The French have always taken great pride in their clothing and personal adornment, so even cufflinks have a history and have changed throughout the past 800 years. In the 13th century, string pins and belts were used instead of buttons to fasten clothing. Later, buttons were used as fasteners when fitted garments became popular. During the Renaissance of the 17th century, decorative lacy cuffs were used. Noblemen used ribbons to tie their cuffs; the elegance of them were a symbol of status in society.  By the late 17th century, ribbons were replaced with jeweled buttons called “sleeve buttons” (also known as cuff links). By the 18th century, buttons became more ornate. A favorite style was to create a miniature painting on the underside or glass (design similar to the specimen found at Fort St. Joseph). These were produced for the elite classes, as their raw materials were expensive and drove production costs up. Starting in the mid-1830s and spanning through the early 1900s, the middle class adopted the use of cufflinks as well. Although they could not afford gems, replicas were made. Rhinestones and pastels were used as fake diamonds, copper and zinc alloy were substituted for gold, and cut steel was used for silver. Cufflinks were in decline once shirts started to come buttons already fashioned in them in the 1970s. Only those who wanted to keep the tradition alive would wear cufflinks.
 
When French cuff shirts became popular in the 1990s, cufflinks became a mainstream fashion accessory for all ages. With the new fashion trend, the youth were introduced to the adornments of old. Paul Smith and Gucci started to produce cufflinks that were fashionable by today’s standards, bringing something that once seen as high-end to the mainstream. Once viewed as a formal jeweled accessory, cufflinks became accessories for both men and women to express style individuality.

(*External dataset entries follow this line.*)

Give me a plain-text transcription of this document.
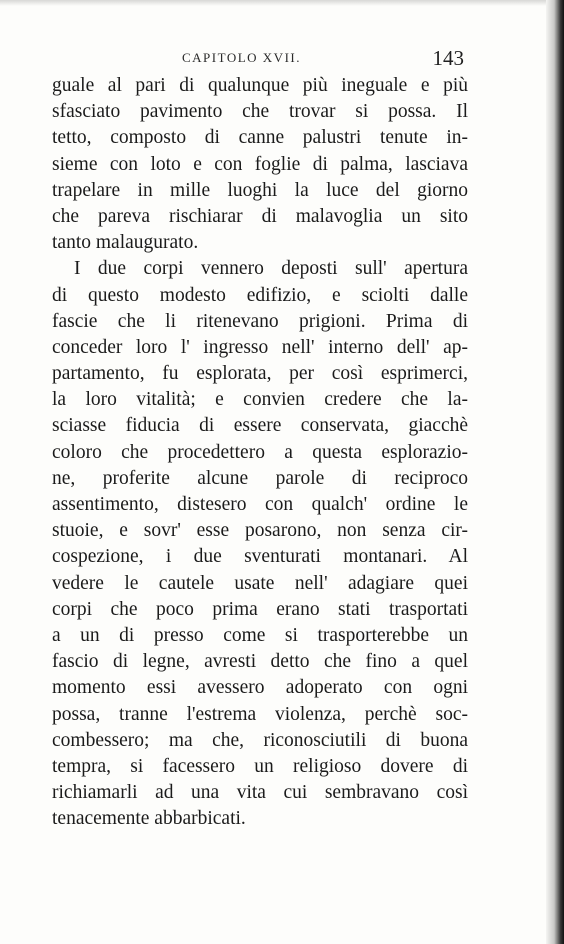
CAPITOLO XVII.	143
guale al pari di qualunque più ineguale e più
sfasciato pavimento che trovar si possa. Il
tetto, composto di canne palustri tenute in-
sieme con loto e con foglie di palma, lasciava
trapelare in mille luoghi la luce del giorno
che pareva rischiarar di malavoglia un sito
tanto malaugurato.
I due corpi vennero deposti sull' apertura
di questo modesto edifizio, e sciolti dalle
fascie che li ritenevano prigioni. Prima di
conceder loro l' ingresso nell' interno dell' ap-
partamento, fu esplorata, per così esprimerci,
la loro vitalità; e convien credere che la-
sciasse fiducia di essere conservata, giacchè
coloro che procedettero a questa esplorazio-
ne, proferite alcune parole di reciproco
assentimento, distesero con qualch' ordine le
stuoie, e sovr' esse posarono, non senza cir-
cospezione, i due sventurati montanari. Al
vedere le cautele usate nell' adagiare quei
corpi che poco prima erano stati trasportati
a un di presso come si trasporterebbe un
fascio di legne, avresti detto che fino a quel
momento essi avessero adoperato con ogni
possa, tranne l'estrema violenza, perchè soc-
combessero; ma che, riconosciutili di buona
tempra, si facessero un religioso dovere di
richiamarli ad una vita cui sembravano così
tenacemente abbarbicati.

Adornment and clothing has always been an important aspect of communication in civilizations. Since clothing decays, the only adornment left to study are objects made from stones, metals, glass, etc. that have stood the test of time. Archaeologists study adornment because it is a way to infer gender, status, politics, prestige, occupation, and religion through material in the absence of written documents. In this case, we know that the cufflinks were worn by middle and upper-class persons. Studying adornment can not only assist in the study for a specific archaeological site, but can also be useful to show the evolution of fashion and, depending on the times, the messages they communicate to the public. After all, adornment style is repetitive and trends have a way of coming back around.